Kenyan schools have already broken up for the Christmas holidays, which last for six weeks. In Nairobi, shopping malls and cafes are thronged with middle class parents and excited, over-dressed children.

But for many less privileged country girls of a certain age – around seven to 13, though the range can be four to 16 – these holidays are a time of unexpected horror. It is the season for FGM, or ‘the cut’ as female genital mutilation is euphemistically known here. Even though the practice was banned in 2011, and the 2010 constitution also outlaws harmful cultural practices, FGM still persists in ethnic communities such as the Pokot, Maasai, Gikuyu, Kisii and Somali. In some communities the incidence is as high as 97 per cent of all girls.

Urban girls are being forced to undergo FGM, too, but it’s easier to hide from the law in remote rural communities. Research shows that urban prevalence in Kenya is 17 per cent, while rural prevalence is on average 31 per cent of all women.

Briefly, FGM involves the partial or total excision of the clitoris, labia minora and inner layers of the labia majora, and in some cases infibulation, or the stitching together of the vulva to leave a very small opening. (This is a simplification; the practice differs between communities and countries.) It causes severe problems with urination, menstruation, sexual intercourse and childbirth – never mind the mental and emotional torment.

‘The fact that more FGM exercises are done during the December holidays pisses me off,’ wrote one reader, Alex Mwangale, in the Star newspaper. ‘Parents and communities arranging to have their girls cut should be arrested and tried in court for causing bodily harm to the young girls’. It’s made Letter of the Week.

Two days earlier, after national newspapers ran a story and photos showing a tearful Pokot girl undergoing FGM at a secret location in Baringo County, the Ministry of Devolution and Planning ran full page advertisements strongly condemning FGM and vowing a crackdown on female practitioners and parents. Feisty Cabinet Secretary Anne Waiguru wrote: ‘That such a vice can continue unabated is unacceptable in this day and age. Further, the continuity of such a practice deprives the girl child her constitutional rights as enshrined in Article 53 (d) … I wish to remind all Kenyans that FGM and its related practices are criminal offences under the Prohibition of Female Genital Mutilation Act 2011, the Children’s Act 2001 and the Penal Code’.

She urged all Kenyans to be particularly vigilant during the school holidays, and pledged to prosecute offenders. People can call a special hotline to report perpetrators. It would be interesting to know how many actually do.

So, why does the practice persist in 2014? Proponents of FGM – who include Kenyan women as well as men – defend it as a cultural tradition and cultural right. Typically, they believe that a girl is not prepared for marriage and adulthood without having undergone this rite of passage, which is ‘traditionally’ accompanied by instruction from older women in how to be a good wife and mother. Some say it curbs women’s ‘voracious’ sexual appetite; guarantees virginal brides; makes the female body more beautiful; and they use quasi-religious arguments for its continuation. A patriarchal practice which causes major trauma, ill health and in some cases death, is made to sound like some harmless, folksy ceremonial. This isn’t the place to describe the historical background, but it’s partly rooted in African opposition to British colonial rule in the 1930s.

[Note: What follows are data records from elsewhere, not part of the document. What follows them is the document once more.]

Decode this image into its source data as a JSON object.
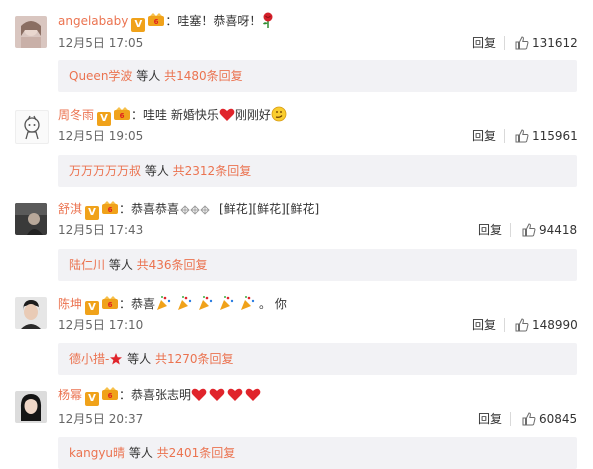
{
  "comments": [
    {
      "username": "angelababy",
      "content": "：哇塞！恭喜呀！",
      "time": "12月5日 17:05",
      "reply_label": "回复",
      "likes": "131612",
      "sub_user": "Queen学波",
      "sub_mid": " 等人 ",
      "sub_count": "共1480条回复",
      "emoji": [
        "rose-icon"
      ]
    },
    {
      "username": "周冬雨",
      "content": "：哇哇 新婚快乐",
      "content_after": "刚刚好",
      "time": "12月5日 19:05",
      "reply_label": "回复",
      "likes": "115961",
      "sub_user": "万万万万万叔",
      "sub_mid": " 等人 ",
      "sub_count": "共2312条回复",
      "emoji": [
        "heart-icon",
        "smirk-icon"
      ]
    },
    {
      "username": "舒淇",
      "content": "：恭喜恭喜",
      "content_after": "[鲜花][鲜花][鲜花]",
      "time": "12月5日 17:43",
      "reply_label": "回复",
      "likes": "94418",
      "sub_user": "陆仁川",
      "sub_mid": " 等人 ",
      "sub_count": "共436条回复",
      "emoji": [
        "sparkle-icon"
      ]
    },
    {
      "username": "陈坤",
      "content": "：恭喜",
      "content_after": "。 你",
      "time": "12月5日 17:10",
      "reply_label": "回复",
      "likes": "148990",
      "sub_user": "德小措-",
      "sub_mid": " 等人 ",
      "sub_count": "共1270条回复",
      "emoji": [
        "party-popper-icon"
      ]
    },
    {
      "username": "杨幂",
      "content": "：恭喜张志明",
      "time": "12月5日 20:37",
      "reply_label": "回复",
      "likes": "60845",
      "sub_user": "kangyu晴",
      "sub_mid": " 等人 ",
      "sub_count": "共2401条回复",
      "emoji": [
        "heart-icon"
      ]
    }
  ],
  "colors": {
    "username": "#eb7350",
    "badge_v": "#f0a21a",
    "sub_background": "#f2f2f5",
    "heart": "#e0242b"
  }
}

Standard on Sunday columnist Clay Muganda scathingly dismissed the culture argument on 23 November: ‘Ye all pseudo-intellectuals, spare me the nonsensical excuse that FGM is culture and it will take time before it Is eradicated. Culture is a construct which is being used as an excuse …’

But there is considerable stigma attached, in these communities, to girls who haven’t been ‘cut’. It takes huge courage to oppose it – on the part of the girls, their parents, and activists from practising communities. These women insiders are best placed to change hearts, minds and behaviour.

Under the banner ‘Sharing tears to reclaim ourselves’, Maasai human rights activist Jenipher Sikinan Ene Juma is one of many grassroots activists working to end FGM through education and awareness raising. She works in Narok and Kajiado Counties, exclusively among Maasai communities, for the organisation Loita Community Health and Education Centre Entasekera. ‘Training women is my passion’, she says. Jenipher has seen education transform hundreds of lives, and change both men and women’s attitudes and behaviour.

In the coming weeks and months I plan to meet some of the women who’ve attended workshops run by Jenipher and other activists, and talk to girls and families who are choosing so-called Alternative Rites of Passage over FGM. These offer girls an alternative badge of honour, if you like, and include instruction on gender, reproductive health and human rights issues. In parallel with the ‘cutting’ season, December is also the season for Alternative Rites. Later, I will also be talking to proponents of FGM, in order to try and understand how it’s being framed in cultural terms.

25 November, the International Day for the Elimination of Violence against Women, marks the start of 16 Days of Activism Against Gender Violence in Kenya.

While you’re enjoying a painless festive season, spare a thought for the girls who are not.